# Integral Trouble

1. Aug 27, 2005

### laker88116

$$\int ln(2x+1)dx$$

So far I know that I need to use integration by parts, I let $u= ln(2x+1)$ and so $du= \frac {dx}{2x+1}$. Also, I said $dv= dx$ and $v=x$.

So then plugging this into the equation for integration I get:

$$xln(2x+1) - \int \frac {2x}{2x+1}dx$$

Then I determine that I need to do integration by parts again on the latter half of the function. So, for $\int \frac {2x}{2x+1}dx$, I let $u= 2x$ and so $du= xdx$. Also, I said $dv= \frac {dx}{2x+1}$ and $v= \frac {ln(2x+1)}{2}$.

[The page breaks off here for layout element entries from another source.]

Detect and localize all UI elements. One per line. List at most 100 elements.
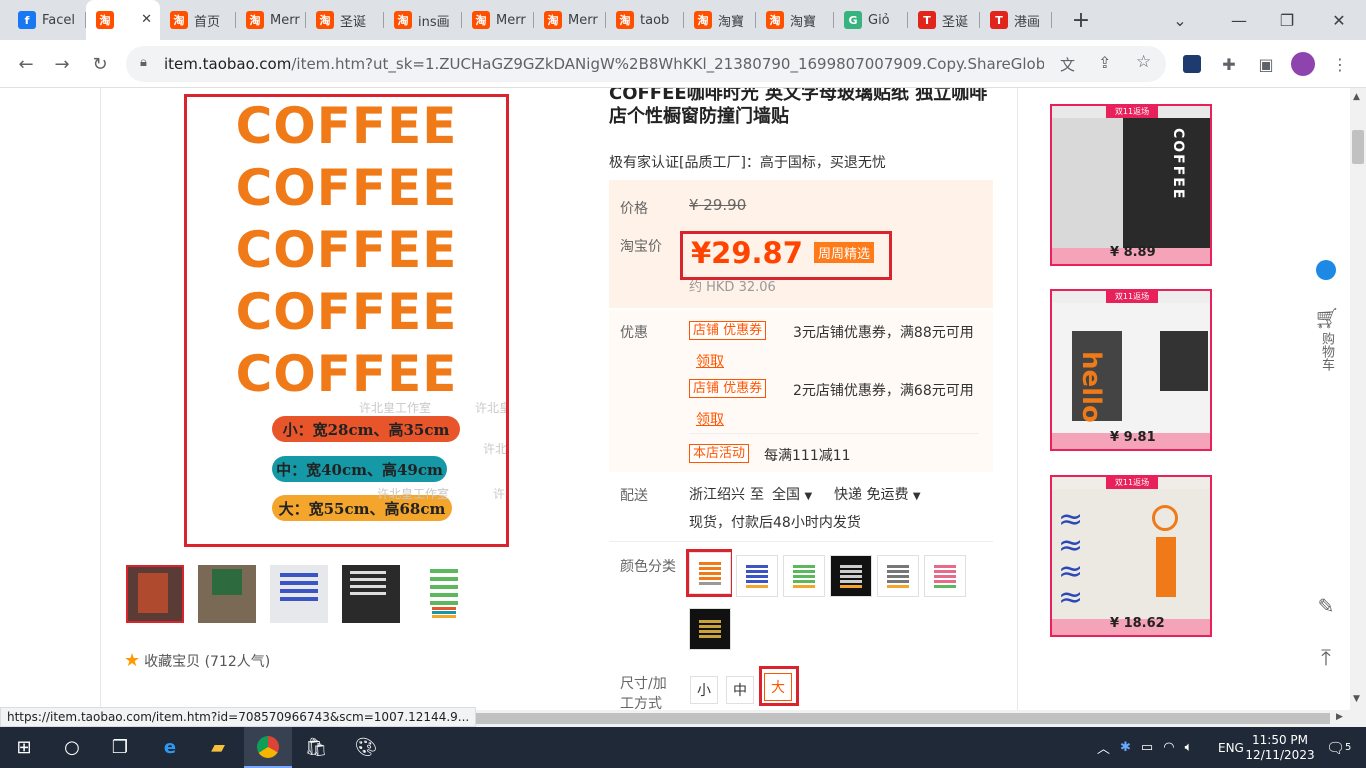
translate-icon[interactable]: 文	[1060, 54, 1075, 75]
thumbnail-4[interactable]	[342, 565, 400, 623]
browser-tab[interactable]: 淘圣诞	[306, 6, 384, 34]
double11-badge: 双11返场	[1106, 106, 1158, 118]
size-option-large[interactable]: 大	[764, 673, 792, 701]
color-swatch-black-gold[interactable]	[689, 608, 731, 650]
back-button[interactable]: ←	[12, 50, 40, 78]
ship-region-dropdown[interactable]: 全国 ▼	[772, 484, 812, 504]
ship-method-dropdown[interactable]: 快递 免运费 ▼	[834, 484, 921, 504]
color-swatch-gray[interactable]	[877, 555, 919, 597]
shopping-cart-button[interactable]: 🛒︎ 购物车	[1314, 306, 1339, 371]
browser-tab[interactable]: 淘 Merr	[462, 6, 534, 34]
browser-tab[interactable]: 淘淘寶	[756, 6, 834, 34]
bluetooth-icon[interactable]: ✱	[1120, 740, 1131, 755]
bookmark-star-icon[interactable]: ☆	[1136, 52, 1151, 72]
cart-label: 购物车	[1319, 332, 1334, 371]
thumbnail-3[interactable]	[270, 565, 328, 623]
browser-tab[interactable]: 淘 taob	[606, 6, 684, 34]
browser-tab[interactable]: 淘 Merr	[534, 6, 606, 34]
search-icon[interactable]: ○	[48, 727, 96, 768]
tab-title: taob	[640, 12, 670, 28]
browser-tab[interactable]: T 圣诞	[908, 6, 980, 34]
taobao-icon: 淘	[472, 11, 490, 29]
vertical-scrollbar[interactable]: ▲ ▼	[1350, 88, 1366, 710]
recommended-item-2[interactable]: hello 双11返场 ¥ 9.81	[1050, 289, 1212, 451]
content-border	[100, 88, 101, 710]
notification-icon[interactable]: 🗨︎ 5	[1326, 727, 1351, 768]
color-swatch-green[interactable]	[783, 555, 825, 597]
image-coffee-word: COFFEE	[235, 283, 458, 341]
taobao-icon: 淘	[96, 11, 114, 29]
scroll-up-icon[interactable]: ▲	[1353, 92, 1360, 102]
edge-icon[interactable]: e	[146, 727, 194, 768]
battery-icon[interactable]: ▭	[1141, 740, 1153, 755]
side-panel-icon[interactable]: ▣	[1254, 52, 1278, 76]
restore-button[interactable]: ❐	[1264, 0, 1310, 40]
scrollbar-thumb[interactable]	[1352, 130, 1364, 164]
reload-button[interactable]: ↻	[86, 50, 114, 78]
thumbnail-2[interactable]	[198, 565, 256, 623]
minimize-button[interactable]: —	[1216, 0, 1262, 40]
chrome-icon[interactable]	[244, 727, 292, 768]
file-explorer-icon[interactable]: ▰	[194, 727, 242, 768]
forward-button[interactable]: →	[48, 50, 76, 78]
main-product-image[interactable]: COFFEE COFFEE COFFEE COFFEE COFFEE 小：宽28…	[184, 94, 509, 547]
customer-service-icon[interactable]	[1314, 260, 1338, 284]
address-bar[interactable]: 🔒︎ item.taobao.com/item.htm?ut_sk=1.ZUCH…	[126, 46, 1166, 82]
browser-tab[interactable]: G Giỏ	[834, 6, 908, 34]
share-icon[interactable]: ⇪	[1098, 53, 1111, 72]
claim-coupon-link[interactable]: 领取	[696, 351, 724, 371]
browser-tab[interactable]: T 港画	[980, 6, 1052, 34]
divider	[689, 433, 979, 434]
profile-avatar[interactable]	[1291, 52, 1315, 76]
store-icon[interactable]: 🛍︎	[292, 727, 340, 768]
thumbnail-5[interactable]	[414, 565, 472, 623]
color-swatch-blue[interactable]	[736, 555, 778, 597]
extension-icon[interactable]	[1180, 52, 1204, 76]
certification-text: 极有家认证[品质工厂]：高于国标，买退无忧	[609, 155, 886, 171]
back-to-top-icon[interactable]: ⤒	[1314, 646, 1338, 671]
favorite-label: 收藏宝贝 (712人气)	[144, 653, 271, 670]
language-indicator[interactable]: ENG	[1218, 727, 1244, 768]
close-window-button[interactable]: ✕	[1316, 0, 1362, 40]
recommended-item-3[interactable]: ≈ ≈ ≈ ≈ 双11返场 ¥ 18.62	[1050, 475, 1212, 637]
ship-region-value: 全国	[772, 487, 800, 503]
thumbnail-1[interactable]	[126, 565, 184, 623]
tab-title: 港画	[1014, 14, 1041, 30]
tray-up-icon[interactable]: ︿	[1097, 738, 1110, 757]
claim-coupon-link[interactable]: 领取	[696, 409, 724, 429]
taobao-icon: 淘	[766, 11, 784, 29]
menu-kebab-icon[interactable]: ⋮	[1328, 52, 1352, 76]
volume-icon[interactable]: 🔈︎	[1185, 740, 1193, 755]
browser-tab[interactable]: 淘 ✕	[86, 0, 160, 40]
browser-tab[interactable]: 淘 ins画	[384, 6, 462, 34]
scrollbar-thumb[interactable]	[450, 713, 1330, 724]
close-tab-icon[interactable]: ✕	[141, 12, 152, 27]
color-swatch-black[interactable]	[830, 555, 872, 597]
edit-feedback-icon[interactable]: ✎	[1314, 594, 1338, 618]
scroll-down-icon[interactable]: ▼	[1353, 694, 1360, 704]
color-swatch-orange[interactable]	[689, 552, 731, 594]
browser-tab[interactable]: 淘 Merr	[236, 6, 306, 34]
wifi-icon[interactable]: ◠	[1163, 740, 1174, 755]
task-view-icon[interactable]: ❐	[96, 727, 144, 768]
paint-icon[interactable]: 🎨︎	[342, 727, 390, 768]
tab-title: Merr	[568, 12, 598, 28]
windows-start-icon[interactable]: ⊞	[0, 727, 48, 768]
horizontal-scrollbar[interactable]: ▶	[450, 710, 1366, 727]
scroll-right-icon[interactable]: ▶	[1336, 712, 1343, 722]
taobao-icon: 淘	[694, 11, 712, 29]
size-option-small[interactable]: 小	[690, 676, 718, 704]
browser-tab[interactable]: 淘首页	[160, 6, 236, 34]
image-coffee-word: COFFEE	[235, 97, 458, 155]
tab-search-icon[interactable]: ⌄	[1157, 0, 1203, 40]
clock[interactable]: 11:50 PM 12/11/2023	[1245, 727, 1314, 768]
color-swatch-pink[interactable]	[924, 555, 966, 597]
favorite-button[interactable]: ★ 收藏宝贝 (712人气)	[124, 650, 270, 671]
size-option-medium[interactable]: 中	[726, 676, 754, 704]
browser-tab[interactable]: f Facel	[8, 6, 86, 34]
browser-tab[interactable]: 淘淘寶	[684, 6, 756, 34]
extensions-puzzle-icon[interactable]: ✚	[1217, 52, 1241, 76]
new-tab-button[interactable]: +	[1058, 0, 1104, 40]
facebook-icon: f	[18, 11, 36, 29]
recommended-item-1[interactable]: COFFEE 双11返场 ¥ 8.89	[1050, 104, 1212, 266]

So then plugging this into the equation for integration I get:

$$\int \frac {2x}{2x+1}dx = xln(2x+1) - \int ln(2x+1)dx$$

Now, I have like terms so I say that:

$$\int ln(2x+1)dx = xln(2x+1) - [xln(2x+1) - \int ln(2x+1)dx].$$

I am not sure where I made an error here. Any help is appreciated.

2. Aug 27, 2005

### Galileo

Oi, so complicated >_<

You don't have to integrate by parts again. You can split the fraction like:

$$\frac{2x}{2x+1}=1-\frac{1}{2x+1}$$

But even simpler is first solving:

$$\int \ln x dx$$
then the integral should be a piece of cake. The straight way to Rome is not always the shortest, nor the easiest to follow.

3. Aug 27, 2005

### iNCREDiBLE

$$\int ln(2x+1)dx = xln(2x+1) - \int \frac {2x}{2x+1}dx = xln(2x+1) - \int 1 - \frac {1}{2x+1} dx$$

4. Aug 27, 2005

### laker88116

Wow, how did I miss that, thanks so much.

5. Aug 27, 2005

### Hurkyl

Staff Emeritus
Anyways, as to the actual method you implemented, your second integration was simply undoing the first integration by parts you tried. That's why you got a useless result at the end.

6. Aug 27, 2005

### Hurkyl

Staff Emeritus
It's not productive to do the problem for the person asking for help. (especially when you do it wrong!) Fortunately, the poster had already figured it out from the hints!